In a newly released essay, Philadelphia's Archbishop Charles Chaput explores the greatest religious issue of today - religious persecution and how it threatens the freedom of us all.

The 19 page essay entitled A Heart on Fire: Catholic Witness and the Next America, released just last week in e-book format only, begins by exploring the role played by the modern media in advancing what Archbishop Chaput calls an Orwellian "new orthodoxy." This new worldview makes dangerous assumptions about the purpose of government, the meaning of marriage, the role of family and sexuality - all of which sharply diverge from past American habits of thought.

"Nowhere is this new orthodoxy more obvious than in our news media's treatment of religion," Chaput writes. "Historically, religious faith has played a large and positive role in shaping American public life. But today's news coverage of religion is often marked by poor reporting skills, ignorance of the subject matter, and an undercurrent of distaste for religious believers and their convictions."

Journalism is a "knowledge profession" and American democracy depends upon informed, intelligent citizens, he reminds. Unfortunately, today's journalism, from The New York Times to the smallest local newspapers, "has its own unstated orthodoxies, its own vanities, prejudices, and targets of disdain."

When these go unchecked and uncorrected, "they undermine our public life because they cripple the honest presentation of facts."

Chaput advises, "In seeking truth as citizens, we need to hold our news media to the same skeptical, demanding standards they apply to everyone else. We forget that at our peril - especially in an election year."

Speaking truth to power, Chaput continues: "Our national leadership in 2012 seems deaf to matters of religious freedom abroad and unreceptive - or frankly hostile - to religious engagement in public affairs here at home."

Among governments, the media, academia, and the wider culture, many leaders no longer regard religious faith as a healthy force. Chaput sees both an encroaching secularism and vigilant atheism as combining to squeeze religion out of the public forum.

"The America emerging in the next several decades is likely to be much less friendly to Christian faith than anything in our country’s past. And that poses a challenge for all of us as Catholics. It’s not a question of when or if it might happen.
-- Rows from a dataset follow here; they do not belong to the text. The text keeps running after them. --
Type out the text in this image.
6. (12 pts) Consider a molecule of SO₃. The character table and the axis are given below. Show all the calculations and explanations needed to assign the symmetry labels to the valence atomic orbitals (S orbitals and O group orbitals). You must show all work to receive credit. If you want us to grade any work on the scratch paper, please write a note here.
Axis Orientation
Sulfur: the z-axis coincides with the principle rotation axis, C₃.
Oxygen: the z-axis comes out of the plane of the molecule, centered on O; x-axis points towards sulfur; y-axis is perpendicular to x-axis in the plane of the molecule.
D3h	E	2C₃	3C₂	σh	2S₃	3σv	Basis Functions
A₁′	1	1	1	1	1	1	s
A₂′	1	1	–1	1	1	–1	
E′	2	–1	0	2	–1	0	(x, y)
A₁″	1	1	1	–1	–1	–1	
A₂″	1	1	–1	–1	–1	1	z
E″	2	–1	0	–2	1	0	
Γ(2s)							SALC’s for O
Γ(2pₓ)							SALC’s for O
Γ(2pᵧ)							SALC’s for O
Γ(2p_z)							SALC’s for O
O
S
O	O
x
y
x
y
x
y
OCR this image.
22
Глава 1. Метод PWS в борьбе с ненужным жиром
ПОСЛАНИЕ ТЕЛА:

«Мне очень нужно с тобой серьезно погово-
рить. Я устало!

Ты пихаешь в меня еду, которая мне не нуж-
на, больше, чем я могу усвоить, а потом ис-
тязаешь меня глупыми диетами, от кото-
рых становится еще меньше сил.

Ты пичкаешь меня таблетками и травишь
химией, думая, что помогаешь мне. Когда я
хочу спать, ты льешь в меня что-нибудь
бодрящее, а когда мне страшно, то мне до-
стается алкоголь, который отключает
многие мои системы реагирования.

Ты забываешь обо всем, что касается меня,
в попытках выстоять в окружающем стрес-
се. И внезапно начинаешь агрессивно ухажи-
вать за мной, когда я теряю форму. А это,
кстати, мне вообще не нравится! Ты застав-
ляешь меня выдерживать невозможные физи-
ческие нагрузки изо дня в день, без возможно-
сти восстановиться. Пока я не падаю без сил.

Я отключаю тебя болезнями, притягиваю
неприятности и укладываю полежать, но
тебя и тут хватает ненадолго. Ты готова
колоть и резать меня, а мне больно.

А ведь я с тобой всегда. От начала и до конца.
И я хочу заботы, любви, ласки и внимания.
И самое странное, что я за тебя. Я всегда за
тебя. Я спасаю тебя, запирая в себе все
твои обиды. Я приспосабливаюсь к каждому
It’s happening today."

He goes on to issue the sobering warning that there are no guarantees that America's experiment with religious freedom, as enshrined in our Constitution, will survive in the United States.

"The Constitution is a great achievement in ordered liberty. But it's just another elegant scrap of paper unless people keep it alive with their convictions and lived witness," he writes.

He offers a twofold solution to these problems: a stronger devotion to the Gospel and a recovery of Catholic identity.

"Too many people who claim to be Christian simply don’t know Jesus Christ. They don’t really believe in the Gospel. They feel embarrassed by their religion and vaguely out of step with the times. They may keep their religion for comfort value. Or they may adjust it to it their doubts. But it doesn’t reshape their lives because it isn’t real."

This is especially true among youth for whom "the Christian image [has] shifted substantially downward, fueled in part by a growing sense of disengagement and disillusionment among young people."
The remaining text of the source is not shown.